И теперь этот взгляд был обращен к Обмылку, которому с каждой минутой становилось все больше и больше не по себе. Гнетущая атмосфера довершала тягостную картину, стены дома как будто давили, становилось трудно дышать, и ему вдруг захотелось поскорее уйти; только бы пережить это выматывающее душу испытание — и вырваться отсюда, на улицу, на простор, на свежий воздух.

Питер Хейл первым нарушил затянувшееся молчание.

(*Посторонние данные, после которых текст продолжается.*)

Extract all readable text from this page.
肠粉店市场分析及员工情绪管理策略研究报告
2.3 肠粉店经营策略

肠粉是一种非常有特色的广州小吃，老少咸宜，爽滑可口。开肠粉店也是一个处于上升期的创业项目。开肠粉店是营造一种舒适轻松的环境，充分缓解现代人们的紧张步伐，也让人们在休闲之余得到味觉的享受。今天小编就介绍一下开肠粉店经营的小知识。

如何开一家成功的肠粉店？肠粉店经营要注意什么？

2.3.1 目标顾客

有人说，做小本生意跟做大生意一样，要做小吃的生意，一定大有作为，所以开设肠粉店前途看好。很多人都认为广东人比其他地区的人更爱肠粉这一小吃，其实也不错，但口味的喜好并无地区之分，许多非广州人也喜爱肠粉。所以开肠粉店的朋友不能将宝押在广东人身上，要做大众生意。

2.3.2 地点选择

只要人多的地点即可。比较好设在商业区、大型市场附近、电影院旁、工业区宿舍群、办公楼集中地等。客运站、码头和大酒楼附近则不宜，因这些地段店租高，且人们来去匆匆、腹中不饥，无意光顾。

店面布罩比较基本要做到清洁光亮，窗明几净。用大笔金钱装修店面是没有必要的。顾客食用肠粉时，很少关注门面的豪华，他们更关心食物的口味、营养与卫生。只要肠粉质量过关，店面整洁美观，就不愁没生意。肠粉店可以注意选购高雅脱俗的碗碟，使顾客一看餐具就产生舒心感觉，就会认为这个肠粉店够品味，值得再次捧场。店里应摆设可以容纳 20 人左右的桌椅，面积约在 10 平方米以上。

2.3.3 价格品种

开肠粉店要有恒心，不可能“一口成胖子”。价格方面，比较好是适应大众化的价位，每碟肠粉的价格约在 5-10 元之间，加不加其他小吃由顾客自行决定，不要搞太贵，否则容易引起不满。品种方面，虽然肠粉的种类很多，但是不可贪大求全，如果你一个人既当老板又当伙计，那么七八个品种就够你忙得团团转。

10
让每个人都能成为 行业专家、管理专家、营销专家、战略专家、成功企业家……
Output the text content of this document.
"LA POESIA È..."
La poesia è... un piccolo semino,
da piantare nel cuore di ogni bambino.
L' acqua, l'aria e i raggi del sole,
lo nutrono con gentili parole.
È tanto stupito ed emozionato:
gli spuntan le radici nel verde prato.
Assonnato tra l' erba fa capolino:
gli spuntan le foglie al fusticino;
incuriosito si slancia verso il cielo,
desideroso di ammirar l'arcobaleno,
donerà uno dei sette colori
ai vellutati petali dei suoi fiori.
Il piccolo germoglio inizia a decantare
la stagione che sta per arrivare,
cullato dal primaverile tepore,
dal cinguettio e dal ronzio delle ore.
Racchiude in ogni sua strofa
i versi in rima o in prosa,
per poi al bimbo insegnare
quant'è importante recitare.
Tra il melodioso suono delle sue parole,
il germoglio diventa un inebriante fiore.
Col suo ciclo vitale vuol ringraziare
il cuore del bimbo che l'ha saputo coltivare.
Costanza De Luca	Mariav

— Что ж, Обмылок, а теперь сядь и расскажи, на что ты так обозлился, ладно?

— А разве этого не достаточно, чтобы вывести из себя любого нормального мужика? — выпалил Обмылок, гневно заскрежетав зубами. — Задумал сделать меня прислугой на побегушках? Да вообще, за кого ты меня принимаешь?

— Сядь, Обмылок, — повторил Питер.

— Черта с два! — взревел тот. — Слышал, что я сказал?

— Я тебя слышал.

— И что теперь?

— Ты что, боишься сесть? — все так же спокойно, не повышая голоса спросил Питер.

Это был уже совсем иной подход к делу. Обмылок культивировал в себе непоколебимую уверенность в том, что он не боится ничего и никого на свете — ну, может быть, за исключением тех двоих братьев Баттриков! И теперь эта вера заставила его опуститься на стул, придвинутый к столу напротив Питера.

И мгновенно пожалел об этом — так как ростом он был гораздо ниже Питера, который теперь возвышался над ним, сидя на противоположном конце стола. Обмылку тут же захотелось встать и выпрямиться во весь рост, но он представить себе не мог, каким образом можно выбраться из-за стола, сохранив при этом собственное достоинство.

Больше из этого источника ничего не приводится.